Working and retired Americans now often hold the lion’s share of their financial assets in tax-deferred retirement accounts, such as IRAs, 401(k)s or 403(b)s. Spouses, children and grandchildren can inherit such accounts, too. It is important to consider where the accounts go when the current owner dies, whether it an account created by the owner, or one the owner inherited from a family member. Having no beneficiary when the current owner dies can lead to unforeseen consequences, both in terms of who gets the financial assets and how much tax is due.
In general, workers can set aside untaxed earnings in tax deferred, “traditional,” Individual Retirement Accounts (“IRAs”) and other, employer-sponsored taxed deferred accounts authorized by Sections 401(k) or 403(b) of the federal Internal Revenue Code.[i] The worker who owns the account can name one or more beneficiaries to receive the remaining balance in the accounts, when the original owner has died. Without a beneficiary, often the account will be part of the deceased worker’s probate estate with all tax due in one year, or the account might, under some state’s laws, pass automatically to the surviving spouse. The first scenario is never good, and the second may not match the wishes of the person who earned the money in the first place. How may these problems be avoided?
The answer is to name beneficiaries by working with the company holding the account. Who should not be named? The most frequently named beneficiaries who should not receive the retirement account outright are minor children, as that would trigger the need for a Court-supervised guardianship over the funds for the minor: costly and cumbersome. Capable adults are good choices, such as adult children or a spouse. In some cases, the custodian of the funds will require that the surviving spouse sign a notarized waiver if not named as the beneficiary.
What happens when the wishes of the owner change, either due to divorce or distancing from the original beneficiary? If the beneficiary designation is not changed after such occurrence, the original beneficiary will frequently receive the account, even if that was not the owner’s wish.
The importance of updating beneficiary designations on retirement accounts is something we discuss in our estate planning meeting with clients, since a majority of people’s wealth is often in those accounts. A Will or Trust will have no effect on where the retirement assets go in most cases; it is the beneficiary designation that controls.

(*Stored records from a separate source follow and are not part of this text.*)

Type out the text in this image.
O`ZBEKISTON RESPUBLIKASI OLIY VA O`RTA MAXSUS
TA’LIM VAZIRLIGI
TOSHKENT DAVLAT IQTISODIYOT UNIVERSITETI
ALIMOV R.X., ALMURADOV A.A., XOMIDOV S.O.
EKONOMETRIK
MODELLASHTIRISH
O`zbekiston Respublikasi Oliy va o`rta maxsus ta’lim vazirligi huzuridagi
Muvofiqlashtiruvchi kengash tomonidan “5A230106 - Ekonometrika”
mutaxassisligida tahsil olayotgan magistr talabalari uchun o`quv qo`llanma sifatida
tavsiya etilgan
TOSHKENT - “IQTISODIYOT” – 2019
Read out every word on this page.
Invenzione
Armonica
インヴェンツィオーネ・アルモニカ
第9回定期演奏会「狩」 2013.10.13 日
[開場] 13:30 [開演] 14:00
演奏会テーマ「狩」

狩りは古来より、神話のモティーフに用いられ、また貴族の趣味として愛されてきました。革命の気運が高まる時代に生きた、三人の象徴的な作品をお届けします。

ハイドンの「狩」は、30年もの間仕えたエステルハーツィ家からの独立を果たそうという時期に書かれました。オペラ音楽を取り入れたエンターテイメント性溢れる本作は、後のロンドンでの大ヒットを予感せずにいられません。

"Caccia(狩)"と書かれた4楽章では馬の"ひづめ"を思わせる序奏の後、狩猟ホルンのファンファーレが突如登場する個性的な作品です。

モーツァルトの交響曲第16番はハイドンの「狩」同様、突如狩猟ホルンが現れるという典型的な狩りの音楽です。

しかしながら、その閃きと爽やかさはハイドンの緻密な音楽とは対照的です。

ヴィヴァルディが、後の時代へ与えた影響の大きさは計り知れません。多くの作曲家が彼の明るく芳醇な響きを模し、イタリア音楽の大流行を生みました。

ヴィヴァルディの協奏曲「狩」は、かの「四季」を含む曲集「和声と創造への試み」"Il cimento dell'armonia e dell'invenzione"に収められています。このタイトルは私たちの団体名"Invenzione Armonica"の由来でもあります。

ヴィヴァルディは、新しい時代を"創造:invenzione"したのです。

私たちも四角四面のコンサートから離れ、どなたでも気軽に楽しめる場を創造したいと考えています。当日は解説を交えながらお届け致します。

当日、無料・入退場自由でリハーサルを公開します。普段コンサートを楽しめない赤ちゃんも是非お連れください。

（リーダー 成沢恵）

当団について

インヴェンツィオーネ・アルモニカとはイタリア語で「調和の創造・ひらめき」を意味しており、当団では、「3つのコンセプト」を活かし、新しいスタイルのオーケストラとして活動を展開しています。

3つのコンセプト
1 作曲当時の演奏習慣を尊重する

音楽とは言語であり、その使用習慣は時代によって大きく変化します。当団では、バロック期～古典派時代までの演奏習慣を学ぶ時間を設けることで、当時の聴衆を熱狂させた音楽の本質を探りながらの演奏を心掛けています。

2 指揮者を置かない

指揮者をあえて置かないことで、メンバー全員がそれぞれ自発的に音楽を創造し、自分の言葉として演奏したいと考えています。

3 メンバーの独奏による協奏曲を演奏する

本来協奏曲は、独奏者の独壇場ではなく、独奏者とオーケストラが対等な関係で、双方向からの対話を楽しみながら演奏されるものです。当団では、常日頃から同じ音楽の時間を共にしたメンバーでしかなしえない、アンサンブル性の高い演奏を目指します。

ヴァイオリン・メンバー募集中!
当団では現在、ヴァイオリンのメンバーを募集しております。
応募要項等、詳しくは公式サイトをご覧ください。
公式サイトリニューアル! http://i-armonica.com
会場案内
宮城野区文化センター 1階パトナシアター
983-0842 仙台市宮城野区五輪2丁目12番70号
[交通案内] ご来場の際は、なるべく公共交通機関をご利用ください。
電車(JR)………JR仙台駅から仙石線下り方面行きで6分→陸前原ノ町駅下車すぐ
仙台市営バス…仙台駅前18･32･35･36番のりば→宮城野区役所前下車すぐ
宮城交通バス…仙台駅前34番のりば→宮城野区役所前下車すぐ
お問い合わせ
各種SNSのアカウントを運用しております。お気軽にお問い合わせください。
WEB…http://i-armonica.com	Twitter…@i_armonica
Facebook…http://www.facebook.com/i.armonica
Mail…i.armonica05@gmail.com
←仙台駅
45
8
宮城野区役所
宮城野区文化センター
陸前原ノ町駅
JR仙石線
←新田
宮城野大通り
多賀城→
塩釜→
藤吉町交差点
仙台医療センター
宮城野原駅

What about naming a revocable Trust as the beneficiary of retirement assets? This can be a brilliant idea, or a disaster. On the disaster side first: revocable Trusts without the exact directions required by the IRS, and beneficiary designations that do not name the specific section of a Trust for an individual person as beneficiary will likely cause the designation to fail, as the IRS will not consider the Trust, generally speaking, to be a “qualified beneficiary.” On the brilliant side, if the intended individuals are not capable of handling significant assets, either because they are too young (“minors”) or because they are terrible managers of money, then naming a specific subsection of a revocable Trust, which contains all the IRS-required language, can result in the beneficiary being able to get the benefit of the retirement account, managed by the Trustee of the Trust. The effectiveness of this maneuver requires coordination with both an estate planning attorney and the custodian of the retirement account in addition to having the Trust be a “qualified beneficiary.”
So, this season, when you check your smoke detector batteries, also check the beneficiaries of your retirement assets, and, if they no longer reflect your wishes, speak to an estate planning attorney and the custodian of your account to get the right beneficiaries listed.
[i] As of the writing of this article, the “Secure” Act, “Setting Every Community Up for Retirement Enhancement,” passed the U.S. House of Representatives, but has been stuck in the Senate due to some individual holds by senators. If enacted, this bill would make changes to the laws to make it easier for workers to start and contribute to tax-deferred retirement accounts. It would also do away with the option for those who inherit such accounts to “stretch” them out to be paid over the lucky heir’s lifetime, reducing the pay-out time (and the time to pay the taxes on the distributions) to five years.
By: Elaina Hoeppner and Katherine B. Miller, Esq.